GitLab CI and the new KernelCI API #314

gctucker · 2024-02-12T23:32:53Z

gctucker
Feb 12, 2024
Maintainer

The topic of using modern DevOps tools for upstream Linux kernel development has been discussed almost for as long as these tools have existed, such as GitHub, GitLab and Gerrit. Probably due to personal taste or historical reasons, GitLab CI tends to be the most popular example so I picked it for the topic of this discussion. For completeness, let's not forget that Chromium OS kernel development uses Gerrit (downstream but public) and U-Boot uses Azure Pipelines on GitHub even though the main workflow is still based on emails.

Issues with adopting GitLab CI

While the overall mindset is evolving and some subsystems such as drm already have a long history of using GitLab CI, several issues keeping being brought up every time the topic is mentioned. These are well founded and pretty well understood, only the solutions aren't trivial. It seems like it's mostly a matter of time until a DevOps system can be adopted more broadly, once the known blocking issues have been addressed. Let's take a look at what I believe to be the main ones.

Short-lived tooling

Emails, patch files and tarballs are based on established standards and are pretty much going to stay for ever, or for at least as long as there will be a Linux kernel. The Git SCM was first created especially for the kernel development workflow so it's assumed it will also always be there or that it wouldn't be abandoned without a new tool to replace it. These things are universal, portable and not owned by a particular corporation or private group.

On the other hand, GitHub is now owned by Microsoft so it may go offline or change dramatically if it was acquired again - basically there's nothing to really guarantee it's always going to stay the same. Also it requires users to create an account with this single provider. Gerrit can be self-hosted but is a centralised system and maintained by Google, pretty much like GitLab. So these are similar to Patchwork in this sense, they may be used but none of them can be enforced yet as the main tool for upstream kernel development. This is why there are workflows that run a CI "on the side", to still rely only on emails as a common denominator for code reviews and plain Git repositories for applying changes but have some amount of automated testing going on in parallel.
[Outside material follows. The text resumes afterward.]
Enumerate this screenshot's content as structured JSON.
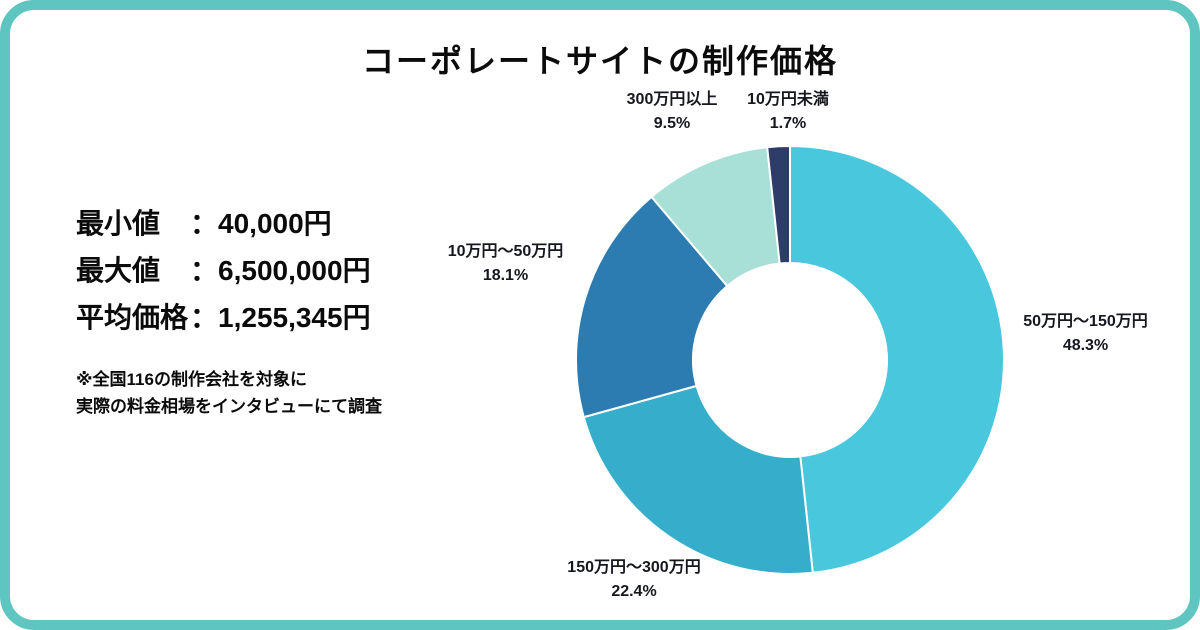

How could this gap be closed? We'll come back to it a bit later. Let's look at the other issues first.

Commit message quality

When you receive a patch over email, you actually have to read it as an email which means it needs to be properly written and longer series often come with a cover letter. It's especially important for large and complex projects such as the Linux kernel. On systems like GitLab, there are a vast number of small projects where few people actually take a close look at the Git history. So the trend is more to rely on the web UI with review comments. Still, the changes get merged and there is value in having a self-descriptive Git history: developers can follow what the changes were about without having to dig out a closed merge request etc.

It's of course possible to try and enforce a higher standard for commit messages on GitLab but there's no way to actually put review comments on the commit messages themselves. Also they can be easily hidden behind the merge request description etc. from the web UI. I've hit this problem many times on GitHub too while trying to apply the same quality standard as for kernel commits to make KernelCI more kernel developer-friendly but had to resort to doing things like quoting bits from the commit message in a comment. I don't think it's very technically challenging to have this fixed in GitLab or even GitHub, rather it's a different approach to doing code reviews using the web UI as primary tool rather than the text from the patches like with emails. So that's another hurdle that gives these tools bad press in the kernel community. What else?
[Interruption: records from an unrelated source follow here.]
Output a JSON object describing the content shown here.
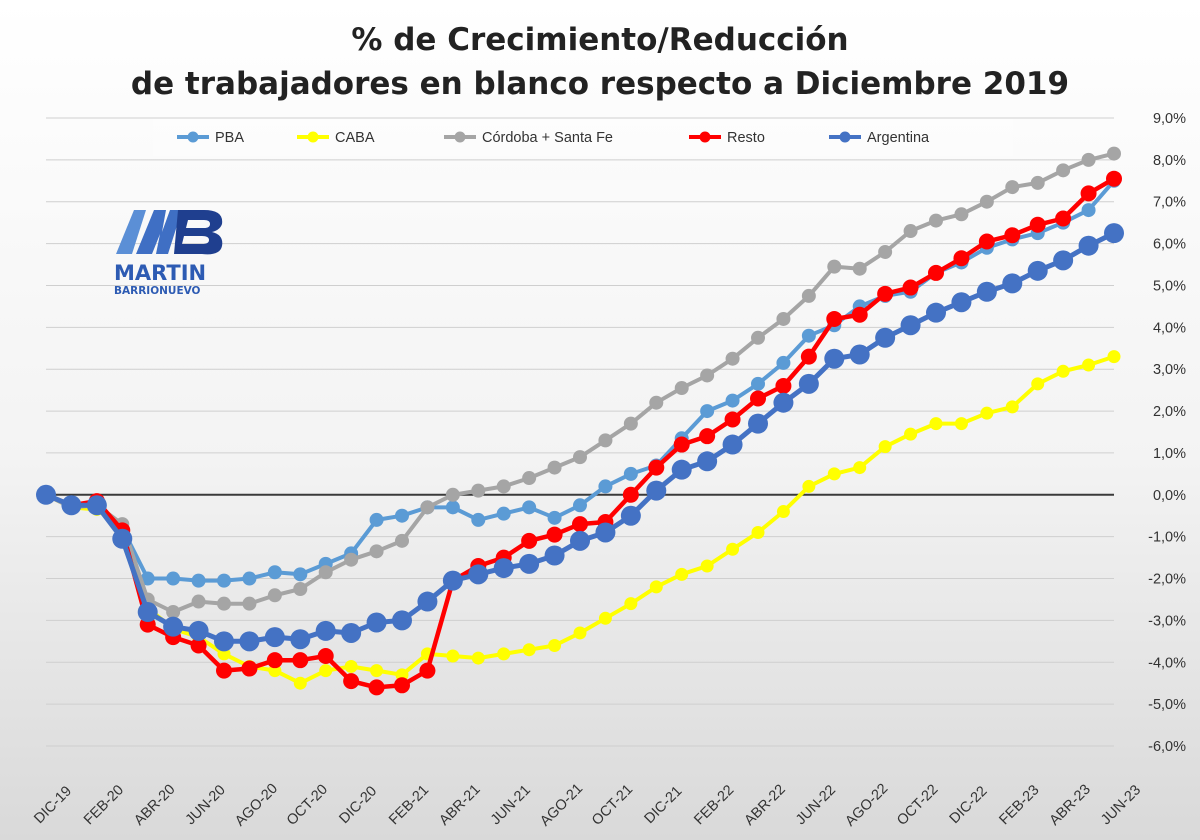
{
  "chart_data": {
    "type": "line",
    "title": "% de Crecimiento/Reducción",
    "subtitle": "de trabajadores en blanco respecto a Diciembre 2019",
    "xlabel": "",
    "ylabel": "",
    "ylim": [
      -6,
      9
    ],
    "y_ticks": [
      -6,
      -5,
      -4,
      -3,
      -2,
      -1,
      0,
      1,
      2,
      3,
      4,
      5,
      6,
      7,
      8,
      9
    ],
    "y_tick_labels": [
      "-6,0%",
      "-5,0%",
      "-4,0%",
      "-3,0%",
      "-2,0%",
      "-1,0%",
      "0,0%",
      "1,0%",
      "2,0%",
      "3,0%",
      "4,0%",
      "5,0%",
      "6,0%",
      "7,0%",
      "8,0%",
      "9,0%"
    ],
    "x_tick_labels": [
      "DIC-19",
      "FEB-20",
      "ABR-20",
      "JUN-20",
      "AGO-20",
      "OCT-20",
      "DIC-20",
      "FEB-21",
      "ABR-21",
      "JUN-21",
      "AGO-21",
      "OCT-21",
      "DIC-21",
      "FEB-22",
      "ABR-22",
      "JUN-22",
      "AGO-22",
      "OCT-22",
      "DIC-22",
      "FEB-23",
      "ABR-23",
      "JUN-23"
    ],
    "legend_position": "top",
    "grid": true,
    "x": [
      "DIC-19",
      "ENE-20",
      "FEB-20",
      "MAR-20",
      "ABR-20",
      "MAY-20",
      "JUN-20",
      "JUL-20",
      "AGO-20",
      "SEP-20",
      "OCT-20",
      "NOV-20",
      "DIC-20",
      "ENE-21",
      "FEB-21",
      "MAR-21",
      "ABR-21",
      "MAY-21",
      "JUN-21",
      "JUL-21",
      "AGO-21",
      "SEP-21",
      "OCT-21",
      "NOV-21",
      "DIC-21",
      "ENE-22",
      "FEB-22",
      "MAR-22",
      "ABR-22",
      "MAY-22",
      "JUN-22",
      "JUL-22",
      "AGO-22",
      "SEP-22",
      "OCT-22",
      "NOV-22",
      "DIC-22",
      "ENE-23",
      "FEB-23",
      "MAR-23",
      "ABR-23",
      "MAY-23",
      "JUN-23"
    ],
    "series": [
      {
        "name": "PBA",
        "color": "#5b9bd5",
        "values": [
          0.0,
          -0.3,
          -0.3,
          -0.8,
          -2.0,
          -2.0,
          -2.05,
          -2.05,
          -2.0,
          -1.85,
          -1.9,
          -1.65,
          -1.4,
          -0.6,
          -0.5,
          -0.3,
          -0.3,
          -0.6,
          -0.45,
          -0.3,
          -0.55,
          -0.25,
          0.2,
          0.5,
          0.7,
          1.35,
          2.0,
          2.25,
          2.65,
          3.15,
          3.8,
          4.05,
          4.5,
          4.75,
          4.85,
          5.3,
          5.55,
          5.9,
          6.1,
          6.25,
          6.5,
          6.8,
          7.5
        ]
      },
      {
        "name": "CABA",
        "color": "#ffff00",
        "values": [
          0.0,
          -0.3,
          -0.35,
          -0.8,
          -2.7,
          -3.2,
          -3.4,
          -3.8,
          -4.1,
          -4.2,
          -4.5,
          -4.2,
          -4.1,
          -4.2,
          -4.3,
          -3.8,
          -3.85,
          -3.9,
          -3.8,
          -3.7,
          -3.6,
          -3.3,
          -2.95,
          -2.6,
          -2.2,
          -1.9,
          -1.7,
          -1.3,
          -0.9,
          -0.4,
          0.2,
          0.5,
          0.65,
          1.15,
          1.45,
          1.7,
          1.7,
          1.95,
          2.1,
          2.65,
          2.95,
          3.1,
          3.3
        ]
      },
      {
        "name": "Córdoba + Santa Fe",
        "color": "#a5a5a5",
        "values": [
          0.0,
          -0.3,
          -0.25,
          -0.7,
          -2.5,
          -2.8,
          -2.55,
          -2.6,
          -2.6,
          -2.4,
          -2.25,
          -1.85,
          -1.55,
          -1.35,
          -1.1,
          -0.3,
          0.0,
          0.1,
          0.2,
          0.4,
          0.65,
          0.9,
          1.3,
          1.7,
          2.2,
          2.55,
          2.85,
          3.25,
          3.75,
          4.2,
          4.75,
          5.45,
          5.4,
          5.8,
          6.3,
          6.55,
          6.7,
          7.0,
          7.35,
          7.45,
          7.75,
          8.0,
          8.15
        ]
      },
      {
        "name": "Resto",
        "color": "#ff0000",
        "values": [
          0.0,
          -0.25,
          -0.15,
          -0.85,
          -3.1,
          -3.4,
          -3.6,
          -4.2,
          -4.15,
          -3.95,
          -3.95,
          -3.85,
          -4.45,
          -4.6,
          -4.55,
          -4.2,
          -2.05,
          -1.7,
          -1.5,
          -1.1,
          -0.95,
          -0.7,
          -0.65,
          0.0,
          0.65,
          1.2,
          1.4,
          1.8,
          2.3,
          2.6,
          3.3,
          4.2,
          4.3,
          4.8,
          4.95,
          5.3,
          5.65,
          6.05,
          6.2,
          6.45,
          6.6,
          7.2,
          7.55
        ]
      },
      {
        "name": "Argentina",
        "color": "#4472c4",
        "values": [
          0.0,
          -0.25,
          -0.25,
          -1.05,
          -2.8,
          -3.15,
          -3.25,
          -3.5,
          -3.5,
          -3.4,
          -3.45,
          -3.25,
          -3.3,
          -3.05,
          -3.0,
          -2.55,
          -2.05,
          -1.9,
          -1.75,
          -1.65,
          -1.45,
          -1.1,
          -0.9,
          -0.5,
          0.1,
          0.6,
          0.8,
          1.2,
          1.7,
          2.2,
          2.65,
          3.25,
          3.35,
          3.75,
          4.05,
          4.35,
          4.6,
          4.85,
          5.05,
          5.35,
          5.6,
          5.95,
          6.25
        ]
      }
    ]
  },
  "branding": {
    "logo_name": "MARTIN",
    "logo_surname": "BARRIONUEVO"
  }
}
Products don't run upstream

There isn't a single commercial product out there running a plain mainline kernel, or even an LTS upstream kernel. So enforcing a CI to pass to get changes merged is hard to justify. If a CI check fails and it needs to pass in order to release a software update in the field for actual users, then it's pretty clear that it's a problem as nobody wants users to hit that issue. But when people know that the changes are looking fine and really want to have it merged for the next kernel release, they can easily find it frustrating to hit a red CI check and can easily argue that it's not important or could be fixed in -rc2 or it's a flake or a problem with the test or...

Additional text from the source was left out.